Based on this model, the joint PDF of the columns of $\boldsymbol{X}$ is apparently:$$f(\boldsymbol{X})=\prod_{i=1}^M\frac{1}{\pi \det(\sigma^2\boldsymbol{I})}\exp\left(-\frac{1}{\sigma^2}\lVert \underline{x}(t_i)-\boldsymbol{A}\left(\underline{\theta}\right)\underline{s}(t_i)\rVert^2\right) \tag{2}$$

(However, based on other reading, I can't see why the $\pi$ isn't $\pi^p$).
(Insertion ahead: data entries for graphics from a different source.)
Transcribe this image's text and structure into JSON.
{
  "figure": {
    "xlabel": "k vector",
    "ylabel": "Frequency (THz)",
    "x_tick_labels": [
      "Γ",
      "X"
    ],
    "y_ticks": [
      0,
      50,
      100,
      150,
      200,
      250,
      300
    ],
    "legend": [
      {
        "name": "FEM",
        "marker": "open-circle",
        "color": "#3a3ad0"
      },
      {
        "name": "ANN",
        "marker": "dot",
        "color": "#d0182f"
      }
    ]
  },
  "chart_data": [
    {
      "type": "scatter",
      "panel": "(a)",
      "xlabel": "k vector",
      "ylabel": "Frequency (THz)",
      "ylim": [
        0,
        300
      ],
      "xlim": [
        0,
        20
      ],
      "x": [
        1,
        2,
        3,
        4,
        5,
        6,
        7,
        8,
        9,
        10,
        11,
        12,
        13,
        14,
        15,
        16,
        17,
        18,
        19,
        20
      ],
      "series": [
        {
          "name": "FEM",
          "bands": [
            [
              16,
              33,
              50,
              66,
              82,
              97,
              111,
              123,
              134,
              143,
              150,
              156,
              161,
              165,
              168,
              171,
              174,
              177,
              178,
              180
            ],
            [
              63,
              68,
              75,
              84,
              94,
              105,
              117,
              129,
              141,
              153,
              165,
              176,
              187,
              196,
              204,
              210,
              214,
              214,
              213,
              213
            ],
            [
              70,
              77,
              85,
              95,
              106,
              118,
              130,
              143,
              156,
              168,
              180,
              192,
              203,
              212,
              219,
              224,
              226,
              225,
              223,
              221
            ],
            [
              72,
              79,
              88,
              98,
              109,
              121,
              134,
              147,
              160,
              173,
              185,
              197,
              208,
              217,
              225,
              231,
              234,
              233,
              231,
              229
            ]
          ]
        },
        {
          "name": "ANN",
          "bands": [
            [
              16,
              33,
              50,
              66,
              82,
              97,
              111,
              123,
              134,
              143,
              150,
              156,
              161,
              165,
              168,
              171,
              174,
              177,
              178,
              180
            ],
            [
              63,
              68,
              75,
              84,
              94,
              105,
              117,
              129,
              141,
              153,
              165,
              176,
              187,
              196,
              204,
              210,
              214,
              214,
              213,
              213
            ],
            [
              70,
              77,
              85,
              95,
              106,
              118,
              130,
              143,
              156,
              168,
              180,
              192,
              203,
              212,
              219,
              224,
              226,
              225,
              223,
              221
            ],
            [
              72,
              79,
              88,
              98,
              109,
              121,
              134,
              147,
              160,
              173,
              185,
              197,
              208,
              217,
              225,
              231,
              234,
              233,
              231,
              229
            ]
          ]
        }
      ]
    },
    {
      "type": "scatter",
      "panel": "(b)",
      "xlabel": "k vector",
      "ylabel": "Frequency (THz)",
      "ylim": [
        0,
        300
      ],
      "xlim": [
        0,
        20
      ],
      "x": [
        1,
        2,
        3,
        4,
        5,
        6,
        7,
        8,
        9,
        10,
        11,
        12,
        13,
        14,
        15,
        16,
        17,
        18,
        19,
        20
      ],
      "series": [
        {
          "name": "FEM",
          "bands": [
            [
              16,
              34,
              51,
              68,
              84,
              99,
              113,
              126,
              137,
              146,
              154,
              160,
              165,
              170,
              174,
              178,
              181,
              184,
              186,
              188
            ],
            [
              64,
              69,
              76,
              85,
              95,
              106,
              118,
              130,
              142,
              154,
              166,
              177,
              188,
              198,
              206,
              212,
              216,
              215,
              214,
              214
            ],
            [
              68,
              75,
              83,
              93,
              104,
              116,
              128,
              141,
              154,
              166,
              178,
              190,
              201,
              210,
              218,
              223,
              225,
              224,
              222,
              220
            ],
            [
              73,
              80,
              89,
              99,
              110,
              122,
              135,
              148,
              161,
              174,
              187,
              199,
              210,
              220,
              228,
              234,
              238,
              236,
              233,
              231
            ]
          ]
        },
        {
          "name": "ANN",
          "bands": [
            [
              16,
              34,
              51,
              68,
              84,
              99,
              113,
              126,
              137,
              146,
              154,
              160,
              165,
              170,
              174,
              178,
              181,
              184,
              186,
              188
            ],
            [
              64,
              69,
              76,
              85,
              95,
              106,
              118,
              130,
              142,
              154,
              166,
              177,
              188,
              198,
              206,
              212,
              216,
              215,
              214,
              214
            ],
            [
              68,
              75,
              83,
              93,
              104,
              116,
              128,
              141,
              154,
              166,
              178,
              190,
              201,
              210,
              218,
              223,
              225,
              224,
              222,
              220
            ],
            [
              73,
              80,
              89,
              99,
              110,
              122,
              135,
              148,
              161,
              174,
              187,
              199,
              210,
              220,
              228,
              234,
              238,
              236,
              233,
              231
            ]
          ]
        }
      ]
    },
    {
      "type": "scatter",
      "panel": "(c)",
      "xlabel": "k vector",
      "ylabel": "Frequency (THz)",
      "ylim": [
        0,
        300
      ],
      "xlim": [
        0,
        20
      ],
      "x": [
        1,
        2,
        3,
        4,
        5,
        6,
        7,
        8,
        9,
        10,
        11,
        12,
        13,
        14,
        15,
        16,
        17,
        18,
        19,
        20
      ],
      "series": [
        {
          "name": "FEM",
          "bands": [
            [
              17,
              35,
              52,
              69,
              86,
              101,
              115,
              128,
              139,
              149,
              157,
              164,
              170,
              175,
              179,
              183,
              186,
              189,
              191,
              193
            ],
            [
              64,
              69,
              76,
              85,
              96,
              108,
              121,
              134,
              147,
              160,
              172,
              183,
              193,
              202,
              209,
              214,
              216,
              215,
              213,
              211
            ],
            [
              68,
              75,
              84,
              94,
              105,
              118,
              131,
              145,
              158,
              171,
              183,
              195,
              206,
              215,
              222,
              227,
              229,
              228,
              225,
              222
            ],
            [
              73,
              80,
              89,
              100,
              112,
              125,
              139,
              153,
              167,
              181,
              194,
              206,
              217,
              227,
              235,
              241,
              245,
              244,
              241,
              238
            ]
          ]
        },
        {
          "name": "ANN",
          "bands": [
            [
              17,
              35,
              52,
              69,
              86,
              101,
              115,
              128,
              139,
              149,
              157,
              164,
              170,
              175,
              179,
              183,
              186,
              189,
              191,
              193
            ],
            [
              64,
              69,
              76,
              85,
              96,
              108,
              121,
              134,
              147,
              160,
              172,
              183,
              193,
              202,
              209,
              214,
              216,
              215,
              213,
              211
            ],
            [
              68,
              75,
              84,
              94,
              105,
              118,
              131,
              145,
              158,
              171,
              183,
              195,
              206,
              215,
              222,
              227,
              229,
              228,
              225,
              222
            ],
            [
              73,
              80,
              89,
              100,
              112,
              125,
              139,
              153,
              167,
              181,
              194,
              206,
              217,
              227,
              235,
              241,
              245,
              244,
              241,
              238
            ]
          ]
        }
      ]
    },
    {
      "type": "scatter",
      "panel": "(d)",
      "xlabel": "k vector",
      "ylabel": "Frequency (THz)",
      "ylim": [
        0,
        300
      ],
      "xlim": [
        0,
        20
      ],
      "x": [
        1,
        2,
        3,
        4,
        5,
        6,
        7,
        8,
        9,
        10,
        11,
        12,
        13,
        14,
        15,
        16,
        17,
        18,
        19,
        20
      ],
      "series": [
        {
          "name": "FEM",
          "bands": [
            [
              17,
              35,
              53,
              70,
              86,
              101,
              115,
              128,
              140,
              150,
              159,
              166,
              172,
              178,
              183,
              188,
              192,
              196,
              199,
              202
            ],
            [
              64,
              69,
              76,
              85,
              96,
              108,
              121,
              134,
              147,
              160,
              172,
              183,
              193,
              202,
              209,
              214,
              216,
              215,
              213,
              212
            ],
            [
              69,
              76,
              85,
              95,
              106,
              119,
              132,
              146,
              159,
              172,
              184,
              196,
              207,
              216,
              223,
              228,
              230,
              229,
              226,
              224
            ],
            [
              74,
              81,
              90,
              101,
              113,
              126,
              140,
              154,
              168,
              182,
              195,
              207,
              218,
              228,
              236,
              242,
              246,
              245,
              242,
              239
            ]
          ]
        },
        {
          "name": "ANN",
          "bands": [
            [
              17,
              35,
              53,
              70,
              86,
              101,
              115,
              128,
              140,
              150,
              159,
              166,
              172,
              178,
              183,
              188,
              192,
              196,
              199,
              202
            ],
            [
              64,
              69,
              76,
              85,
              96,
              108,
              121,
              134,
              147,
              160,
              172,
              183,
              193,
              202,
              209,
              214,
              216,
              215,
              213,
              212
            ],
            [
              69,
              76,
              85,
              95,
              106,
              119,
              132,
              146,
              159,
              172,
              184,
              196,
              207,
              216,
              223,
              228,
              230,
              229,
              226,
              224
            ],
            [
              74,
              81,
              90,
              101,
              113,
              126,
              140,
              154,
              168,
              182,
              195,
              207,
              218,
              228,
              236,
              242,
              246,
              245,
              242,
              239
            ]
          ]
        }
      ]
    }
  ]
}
Nonetheless, the log-likelihood function (ignoring constant terms) is:$$\mathcal{L}=-Mp\ln\sigma^2-\frac{1}{\sigma^2}\sum_{i=1}^M \lVert \underline{x}(t_i)-\boldsymbol{A}\left(\underline{\theta}\right)\underline{s}(t_i) \rVert^2 \tag{3}$$

Fixing $\underline{\theta}$ and $\underline{s}$ and maximizing with respect to $\sigma^2$: $$ \hat{\sigma}^2=\frac{1}{Mp}\sum_{i=1}^M \lVert \underline{x}(t_i)-\boldsymbol{A}\left(\underline{\theta}\right)\underline{s}(t_i) \rVert^2 \tag{4}$$ Substituting this back in to (3), we get (ignoring constant terms, and the monotonic $\ln(\cdot)$): $$ -\sum_{i=1}^M \lVert \underline{x}(t_i)-\boldsymbol{A}\left(\underline{\theta}\right)\underline{s}(t_i) \rVert^2 \tag{5}$$


The next step is to maximize this expression (5) with respect to $\underline{s}$. I'm a bit confused as to what this even means, when (5) contains $\underline{s}(t_i)$, not $\underline{s}$. The only thing I could think is if we could assume the $\left\{\underline{s}(t_i)\right\}$ are independent, then differentiating with respect to some $\underline{s} \triangleq \underline{s}(t_j)$ would, I think, give: $$ \frac{\partial}{\partial \underline{s}(t_j)}\underline{s}(t_i)=\left\{ \begin{array}{c} \mathbf{I},\quad i=j \\ \mathbf{0},\quad i\neq j% \end{array}% \right. $$ and then the $\sum_{i=1}^M$ would basically disappear. However, I'm not sure if this is correct, or even if the assumption of independence makes any sense.

The reference provided for solving this step is this paper (good typesetting, but behind a paywall) or this paper (the same paper for free, but worse typesetting). However, it is written in mathematical language that I can't make any sense of.

Can anyone help me to get past this step?